La dottoressa Anna Rita D’Ecclesia racconta la sua giornata tipo e di come le cose siano cambiate anche dopo il Covid
Burocrazia, messaggi a tutte le ore, pazienti arrabbiati: la giornata tipo di un medico di medicina generale appare tutt’altro che semplice, come si evince dal racconto Anna Rita D’Ecclesia, 60 anni, medico di famiglia da oltre venti anni, con ambulatorio nella zona di San Lazzaro.
"Quando arrivo in ambulatorio, il mattino, la prima mezz’ora ci sono le urgenze – spiega – e sono sempre una decina di persone, poi arrivano quelli che vogliono farti vedere gli esami ed è già il tempo degli appuntamenti ma, nello stesso tempo, arrivano i messaggi per richieste, ricette, ci sono i certificati medici per i quali le persone arrivano. La mia reperibilità è dalle 8 a mezzogiorno – precisa D’Ecclesia –. Altri la danno solo di due ore ma io non ce la faccio. Da sottolineare che le chiamate dei pazienti arrivano anche mentre faccio ambulatorio: se posso rispondere rispondo, altrimenti lo devo fare quando termino tutte le visite, quindi se ne va almeno un’altra mezz’ora".
La dottoressa spiega che l’orario di ambulatorio mattiniero "dovrebbe terminare alle 12,30 ma spesso esco alle 14 perché devo finire di scrivere ricette, richieste, poi ci sono le varie certificazioni, comprese quelle di invalidità che non riesco a fare in orario di ambulatorio perché ci vuole almeno mezz’ora. Certe volte anche un’ora – precisa – in quanto devi leggere tutti i referti per compilare questo documento: a volte li tengo per il sabato o la domenica".

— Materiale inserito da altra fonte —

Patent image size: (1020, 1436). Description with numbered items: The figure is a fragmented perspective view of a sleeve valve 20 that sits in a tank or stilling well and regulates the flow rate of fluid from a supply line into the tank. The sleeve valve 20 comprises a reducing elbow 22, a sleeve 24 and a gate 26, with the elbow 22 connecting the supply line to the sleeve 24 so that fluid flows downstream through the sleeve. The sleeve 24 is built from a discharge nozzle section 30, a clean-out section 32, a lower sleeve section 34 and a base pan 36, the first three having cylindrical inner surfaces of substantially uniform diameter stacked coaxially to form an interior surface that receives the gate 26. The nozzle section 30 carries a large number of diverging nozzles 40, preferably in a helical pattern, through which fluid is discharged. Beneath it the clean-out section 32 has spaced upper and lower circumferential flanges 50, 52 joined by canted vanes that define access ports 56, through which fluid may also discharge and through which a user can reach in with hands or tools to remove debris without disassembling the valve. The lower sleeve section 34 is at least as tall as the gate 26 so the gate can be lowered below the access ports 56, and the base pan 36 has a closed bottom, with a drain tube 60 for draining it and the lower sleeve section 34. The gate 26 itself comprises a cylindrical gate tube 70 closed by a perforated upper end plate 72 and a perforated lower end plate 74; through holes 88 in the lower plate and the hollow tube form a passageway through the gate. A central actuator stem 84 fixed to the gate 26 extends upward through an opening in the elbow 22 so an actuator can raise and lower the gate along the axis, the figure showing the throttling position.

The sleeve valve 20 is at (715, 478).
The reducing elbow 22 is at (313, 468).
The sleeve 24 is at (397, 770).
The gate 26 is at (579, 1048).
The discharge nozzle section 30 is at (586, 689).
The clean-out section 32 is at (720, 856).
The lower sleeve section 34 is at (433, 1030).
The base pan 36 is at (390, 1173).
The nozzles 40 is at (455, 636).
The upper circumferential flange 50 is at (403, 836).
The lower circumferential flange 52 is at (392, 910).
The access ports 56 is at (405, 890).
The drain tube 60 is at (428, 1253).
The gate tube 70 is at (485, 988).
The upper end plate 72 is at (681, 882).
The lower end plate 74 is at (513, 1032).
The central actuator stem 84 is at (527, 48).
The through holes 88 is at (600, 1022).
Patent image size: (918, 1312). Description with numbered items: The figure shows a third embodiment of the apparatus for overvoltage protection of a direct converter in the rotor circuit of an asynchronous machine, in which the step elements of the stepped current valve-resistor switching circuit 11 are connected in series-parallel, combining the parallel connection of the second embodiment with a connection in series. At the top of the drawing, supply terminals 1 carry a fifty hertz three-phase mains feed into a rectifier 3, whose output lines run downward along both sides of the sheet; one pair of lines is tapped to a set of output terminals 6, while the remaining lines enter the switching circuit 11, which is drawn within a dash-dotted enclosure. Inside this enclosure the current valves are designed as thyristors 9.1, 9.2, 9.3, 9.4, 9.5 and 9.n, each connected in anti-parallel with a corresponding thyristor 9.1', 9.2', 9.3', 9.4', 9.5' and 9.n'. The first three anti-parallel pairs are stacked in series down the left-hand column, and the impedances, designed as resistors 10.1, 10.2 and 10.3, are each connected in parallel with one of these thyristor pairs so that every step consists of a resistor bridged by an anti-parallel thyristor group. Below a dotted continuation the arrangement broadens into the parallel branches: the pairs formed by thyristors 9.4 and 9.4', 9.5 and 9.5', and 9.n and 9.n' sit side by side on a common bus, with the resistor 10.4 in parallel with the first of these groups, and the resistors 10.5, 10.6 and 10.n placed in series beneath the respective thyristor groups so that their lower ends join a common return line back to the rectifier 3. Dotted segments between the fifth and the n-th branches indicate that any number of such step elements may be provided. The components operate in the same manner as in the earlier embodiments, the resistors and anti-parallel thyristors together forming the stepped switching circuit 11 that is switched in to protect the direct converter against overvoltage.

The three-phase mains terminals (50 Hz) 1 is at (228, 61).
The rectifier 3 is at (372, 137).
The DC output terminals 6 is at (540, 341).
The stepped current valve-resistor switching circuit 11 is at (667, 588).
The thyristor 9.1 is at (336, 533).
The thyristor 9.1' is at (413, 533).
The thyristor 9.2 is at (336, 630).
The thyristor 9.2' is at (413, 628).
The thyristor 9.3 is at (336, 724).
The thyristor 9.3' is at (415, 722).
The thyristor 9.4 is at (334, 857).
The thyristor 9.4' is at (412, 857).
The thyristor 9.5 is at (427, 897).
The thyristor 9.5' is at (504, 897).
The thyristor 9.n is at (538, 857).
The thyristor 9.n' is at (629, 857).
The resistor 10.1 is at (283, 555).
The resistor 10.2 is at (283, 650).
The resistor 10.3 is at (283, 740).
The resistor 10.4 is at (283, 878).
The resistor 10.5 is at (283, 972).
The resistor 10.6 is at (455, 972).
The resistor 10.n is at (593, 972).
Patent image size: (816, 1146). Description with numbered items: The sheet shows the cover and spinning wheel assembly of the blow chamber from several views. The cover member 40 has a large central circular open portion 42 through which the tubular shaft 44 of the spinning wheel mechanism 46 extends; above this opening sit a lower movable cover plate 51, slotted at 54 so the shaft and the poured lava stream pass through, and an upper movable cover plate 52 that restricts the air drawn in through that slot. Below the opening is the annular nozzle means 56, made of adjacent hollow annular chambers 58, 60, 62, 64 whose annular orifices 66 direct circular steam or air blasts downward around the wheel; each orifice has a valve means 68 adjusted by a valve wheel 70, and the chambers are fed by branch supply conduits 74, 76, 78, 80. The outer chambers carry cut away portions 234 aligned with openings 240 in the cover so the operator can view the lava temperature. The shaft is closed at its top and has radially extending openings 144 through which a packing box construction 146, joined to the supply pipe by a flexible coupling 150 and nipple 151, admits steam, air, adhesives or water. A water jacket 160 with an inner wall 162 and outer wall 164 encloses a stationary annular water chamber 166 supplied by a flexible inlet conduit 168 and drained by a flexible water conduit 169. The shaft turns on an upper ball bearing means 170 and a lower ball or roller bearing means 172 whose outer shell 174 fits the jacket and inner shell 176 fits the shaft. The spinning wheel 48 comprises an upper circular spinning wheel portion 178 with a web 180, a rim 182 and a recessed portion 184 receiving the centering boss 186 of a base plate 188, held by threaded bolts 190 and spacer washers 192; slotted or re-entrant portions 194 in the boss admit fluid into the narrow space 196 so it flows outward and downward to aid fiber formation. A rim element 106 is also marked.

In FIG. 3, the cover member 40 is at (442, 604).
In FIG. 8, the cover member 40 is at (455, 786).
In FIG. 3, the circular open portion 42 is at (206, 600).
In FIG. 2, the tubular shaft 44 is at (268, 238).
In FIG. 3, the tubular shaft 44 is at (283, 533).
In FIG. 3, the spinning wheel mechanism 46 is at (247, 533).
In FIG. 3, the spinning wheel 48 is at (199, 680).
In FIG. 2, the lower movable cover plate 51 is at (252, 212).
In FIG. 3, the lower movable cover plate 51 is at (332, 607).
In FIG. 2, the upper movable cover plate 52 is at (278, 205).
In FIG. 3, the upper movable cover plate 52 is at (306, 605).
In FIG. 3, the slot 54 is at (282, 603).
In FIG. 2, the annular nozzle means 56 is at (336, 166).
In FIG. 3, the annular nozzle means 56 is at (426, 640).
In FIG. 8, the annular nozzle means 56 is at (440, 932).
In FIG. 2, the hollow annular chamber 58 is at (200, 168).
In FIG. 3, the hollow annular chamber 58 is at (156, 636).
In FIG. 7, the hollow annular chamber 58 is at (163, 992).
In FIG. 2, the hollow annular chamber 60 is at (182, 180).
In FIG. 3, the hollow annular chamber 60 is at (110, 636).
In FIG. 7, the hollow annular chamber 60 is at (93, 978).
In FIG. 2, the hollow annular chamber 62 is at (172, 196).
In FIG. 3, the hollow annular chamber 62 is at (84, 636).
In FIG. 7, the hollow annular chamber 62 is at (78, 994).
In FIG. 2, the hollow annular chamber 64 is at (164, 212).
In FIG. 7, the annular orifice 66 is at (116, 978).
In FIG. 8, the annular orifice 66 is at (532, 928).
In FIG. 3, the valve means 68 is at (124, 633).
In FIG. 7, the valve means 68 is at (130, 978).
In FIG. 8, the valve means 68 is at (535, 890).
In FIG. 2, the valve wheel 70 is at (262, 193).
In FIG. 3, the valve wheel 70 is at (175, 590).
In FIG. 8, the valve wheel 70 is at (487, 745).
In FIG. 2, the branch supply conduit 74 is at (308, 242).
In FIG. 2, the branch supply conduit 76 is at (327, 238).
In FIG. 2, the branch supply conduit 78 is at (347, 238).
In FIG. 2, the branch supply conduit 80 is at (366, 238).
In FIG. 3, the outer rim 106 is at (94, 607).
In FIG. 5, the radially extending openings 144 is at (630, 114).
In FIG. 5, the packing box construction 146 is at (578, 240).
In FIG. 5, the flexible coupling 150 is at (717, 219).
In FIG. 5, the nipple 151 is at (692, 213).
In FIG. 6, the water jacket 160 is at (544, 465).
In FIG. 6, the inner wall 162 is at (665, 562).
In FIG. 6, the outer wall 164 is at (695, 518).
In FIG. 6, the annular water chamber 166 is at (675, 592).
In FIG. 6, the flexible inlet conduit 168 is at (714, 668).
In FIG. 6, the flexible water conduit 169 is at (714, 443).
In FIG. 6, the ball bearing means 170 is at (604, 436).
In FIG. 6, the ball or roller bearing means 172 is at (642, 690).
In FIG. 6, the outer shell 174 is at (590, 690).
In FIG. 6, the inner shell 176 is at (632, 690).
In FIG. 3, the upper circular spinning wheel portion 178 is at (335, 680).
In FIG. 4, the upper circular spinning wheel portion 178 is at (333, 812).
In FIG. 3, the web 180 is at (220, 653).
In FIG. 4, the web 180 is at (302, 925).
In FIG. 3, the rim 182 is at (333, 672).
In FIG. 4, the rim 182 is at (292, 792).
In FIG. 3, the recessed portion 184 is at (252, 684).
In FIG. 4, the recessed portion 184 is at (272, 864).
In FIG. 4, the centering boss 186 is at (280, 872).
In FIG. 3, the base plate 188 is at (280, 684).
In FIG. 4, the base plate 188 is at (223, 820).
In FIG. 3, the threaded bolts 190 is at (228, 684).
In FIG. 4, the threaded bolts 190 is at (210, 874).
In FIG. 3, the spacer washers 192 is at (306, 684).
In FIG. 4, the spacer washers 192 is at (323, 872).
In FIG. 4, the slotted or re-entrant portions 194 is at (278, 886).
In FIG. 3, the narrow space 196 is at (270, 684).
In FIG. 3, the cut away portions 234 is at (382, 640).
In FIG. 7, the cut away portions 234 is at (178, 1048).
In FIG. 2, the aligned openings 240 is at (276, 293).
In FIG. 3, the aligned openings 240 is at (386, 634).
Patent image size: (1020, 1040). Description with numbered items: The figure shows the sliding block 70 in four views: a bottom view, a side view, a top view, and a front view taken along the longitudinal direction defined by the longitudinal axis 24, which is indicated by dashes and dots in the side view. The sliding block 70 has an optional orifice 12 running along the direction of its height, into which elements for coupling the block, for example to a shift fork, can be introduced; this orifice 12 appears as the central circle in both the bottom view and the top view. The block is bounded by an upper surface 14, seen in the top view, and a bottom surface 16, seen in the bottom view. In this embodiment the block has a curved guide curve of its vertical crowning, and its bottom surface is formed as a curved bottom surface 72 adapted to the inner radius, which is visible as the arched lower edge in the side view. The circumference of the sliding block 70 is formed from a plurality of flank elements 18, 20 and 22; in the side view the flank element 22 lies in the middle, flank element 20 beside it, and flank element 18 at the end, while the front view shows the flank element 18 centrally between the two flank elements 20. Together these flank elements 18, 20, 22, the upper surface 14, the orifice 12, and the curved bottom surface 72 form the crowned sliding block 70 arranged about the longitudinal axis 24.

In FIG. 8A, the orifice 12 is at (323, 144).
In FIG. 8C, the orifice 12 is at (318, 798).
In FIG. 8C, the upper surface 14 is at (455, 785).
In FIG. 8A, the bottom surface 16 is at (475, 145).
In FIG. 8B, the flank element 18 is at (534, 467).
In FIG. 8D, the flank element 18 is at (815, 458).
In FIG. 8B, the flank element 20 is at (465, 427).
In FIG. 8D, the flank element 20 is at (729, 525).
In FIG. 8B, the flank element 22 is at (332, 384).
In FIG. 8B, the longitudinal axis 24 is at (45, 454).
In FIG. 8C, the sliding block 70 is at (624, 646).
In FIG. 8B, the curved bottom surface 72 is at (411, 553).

A questo vanno aggiunte le visite domiciliari: "Domani (oggi, per chi legge) ne ho una quindi sarò a casa non prima delle 15. Questo per dire che si lavora molto di più delle 38 ore che vogliono inserire in questo, assurdo, nuovo accordo nazionale". D’Ecclesia riflette anche sui giovani medici che sempre meno scelgono questa professione: "Non hanno chiarezza di dove dovranno andare con la nuova organizzazione".
E sottolinea un aspetto che molti medici hanno notato: "Siamo di fronte a pazienti molto più aggressivi dopo la pandemia. Prima non era così. Adesso provo una sorta di angoscia, prima andavo in ambulatorio felice e contenta. Dopo il Covid le persone sono cambiate – dice –: sono molto più aggressive, non che mettano le mani addosso, ma è una continua aggressività psicologica, chiedono in continuazione esami, visite. Chiedono l’urgenza e quando si può la metto, poi tornano perché magari li mandano a fare la visita Porretta e non ci vogliono andare, quindi chiedono una nuova ricetta senza l’urgenza e tante volte finisce che vanno a pagamento. Tutti i giorni così".